The debate over net neutrality has been highly partisan. The FCC established net neutrality rules during the Obama administration, but Republicans criticized them as overreaching. Telecom companies have also argued that net neutrality rules could lead to regulatory creep and deregulation of broadband rates. President Donald J. The FCC, led by Republicans under Trump, repealed the rules in 2017.

Ms. Rosenworcel, a Democrat, said she decided to reopen the debate after seeing the importance of broadband oversight in the coronavirus pandemic. He said broadband became a necessity for education and work during the lockdown, but the agency could not compel providers to ensure quality service.

Republican lawmakers are fighting against the move to reinstate net neutrality rules. In a letter to Ms. Rosenworcel this week, Republicans on the House Energy and Commerce Committee described the proposal as “a solution in search of a problem.”

USTelecom, the trade group representing companies like AT&T and Verizon, wrote letters to the House and Senate Intelligence committees this week warning of “mission creep” in cybersecurity by the FCC. The letters say the FCC is potentially causing confusion among government agencies and congressional committees on broadband-related national security issues.

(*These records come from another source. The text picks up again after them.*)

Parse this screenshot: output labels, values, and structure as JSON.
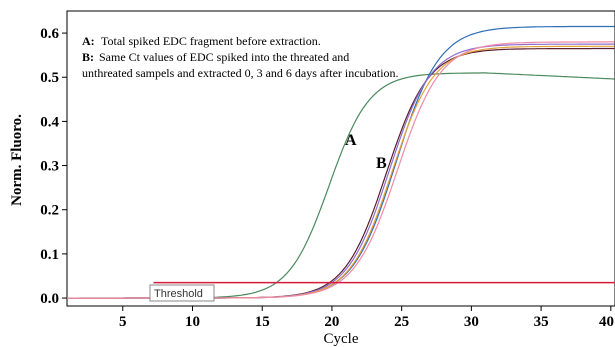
{
  "chart_data": {
    "type": "line",
    "xlabel": "Cycle",
    "ylabel": "Norm. Fluoro.",
    "xlim": [
      1,
      40
    ],
    "ylim": [
      0,
      0.65
    ],
    "x_ticks": [
      5,
      10,
      15,
      20,
      25,
      30,
      35,
      40
    ],
    "x_tick_labels": [
      "5",
      "10",
      "15",
      "20",
      "25",
      "30",
      "35",
      "40"
    ],
    "y_ticks": [
      0.0,
      0.1,
      0.2,
      0.3,
      0.4,
      0.5,
      0.6
    ],
    "y_tick_labels": [
      "0.0",
      "0.1",
      "0.2",
      "0.3",
      "0.4",
      "0.5",
      "0.6"
    ],
    "grid": false,
    "annotations": {
      "a_key": "A:",
      "a_text": "Total spiked EDC fragment before extraction.",
      "b_key": "B:",
      "b_text_line1": "Same Ct values of EDC spiked into the threated and",
      "b_text_line2": "unthreated sampels and extracted 0, 3 and 6 days after incubation."
    },
    "curve_labels": {
      "a": "A",
      "b": "B"
    },
    "threshold": {
      "label": "Threshold",
      "value": 0.035,
      "color": "#d81b3c"
    },
    "series": [
      {
        "id": "A",
        "color": "#4a8a5c",
        "curve": {
          "max": 0.51,
          "mid": 19.8,
          "slope": 1.45
        }
      },
      {
        "id": "B1",
        "color": "#2f6fb5",
        "curve": {
          "max": 0.615,
          "mid": 24.6,
          "slope": 1.55
        }
      },
      {
        "id": "B2",
        "color": "#5a1e2e",
        "curve": {
          "max": 0.565,
          "mid": 23.9,
          "slope": 1.5
        }
      },
      {
        "id": "B3",
        "color": "#8c6fcf",
        "curve": {
          "max": 0.575,
          "mid": 24.1,
          "slope": 1.5
        }
      },
      {
        "id": "B4",
        "color": "#e4a23a",
        "curve": {
          "max": 0.57,
          "mid": 24.3,
          "slope": 1.5
        }
      },
      {
        "id": "B5",
        "color": "#f08aa8",
        "curve": {
          "max": 0.58,
          "mid": 24.7,
          "slope": 1.55
        }
      }
    ]
  }
}
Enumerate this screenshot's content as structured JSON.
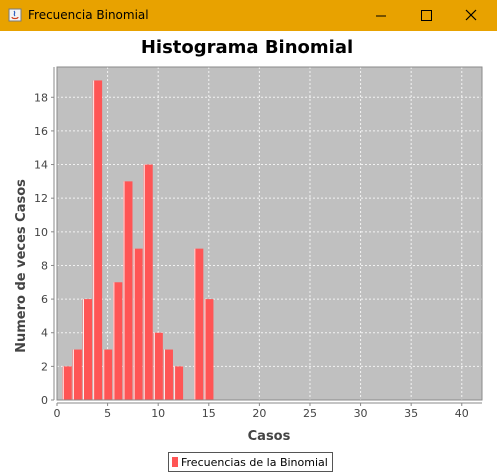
{
  "window": {
    "title": "Frecuencia Binomial",
    "buttons": [
      "minimize",
      "maximize",
      "close"
    ],
    "titlebar_color": "#e8a200"
  },
  "chart_data": {
    "type": "bar",
    "title": "Histograma Binomial",
    "xlabel": "Casos",
    "ylabel": "Numero de veces Casos",
    "x": [
      1,
      2,
      3,
      4,
      5,
      6,
      7,
      8,
      9,
      10,
      11,
      12,
      13,
      14,
      15,
      16
    ],
    "series": [
      {
        "name": "Frecuencias de la Binomial",
        "values": [
          2,
          3,
          6,
          19,
          3,
          7,
          13,
          9,
          14,
          4,
          3,
          2,
          0,
          9,
          6,
          0
        ]
      }
    ],
    "xlim": [
      0,
      42
    ],
    "ylim": [
      0,
      19.8
    ],
    "xticks": [
      0,
      5,
      10,
      15,
      20,
      25,
      30,
      35,
      40
    ],
    "yticks": [
      0,
      2,
      4,
      6,
      8,
      10,
      12,
      14,
      16,
      18
    ],
    "grid": true,
    "legend_position": "bottom",
    "colors": {
      "bar": "#ff5555",
      "plot_background": "#c0c0c0",
      "gridline": "#ffffff"
    }
  }
}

FCC Republican Commissioner Brendan Carr said broadband services have improved without regulation. He criticized the proposal as unfavorable to consumers.

“There will be a lot of talk about ‘net neutrality’ and virtually no talk about the main issue facing the agency: namely, whether the FCC should claim independent power to micromanage virtually every aspect of the functioning of the Internet – Services that consumers can access at prices that can be charged,” Mr Carr said.

The FCC will begin taking public comments on the proposed rule. The chairperson may then choose to incorporate the comments into the final draft. The Commission will then vote on implementing the regulation as early as 2024.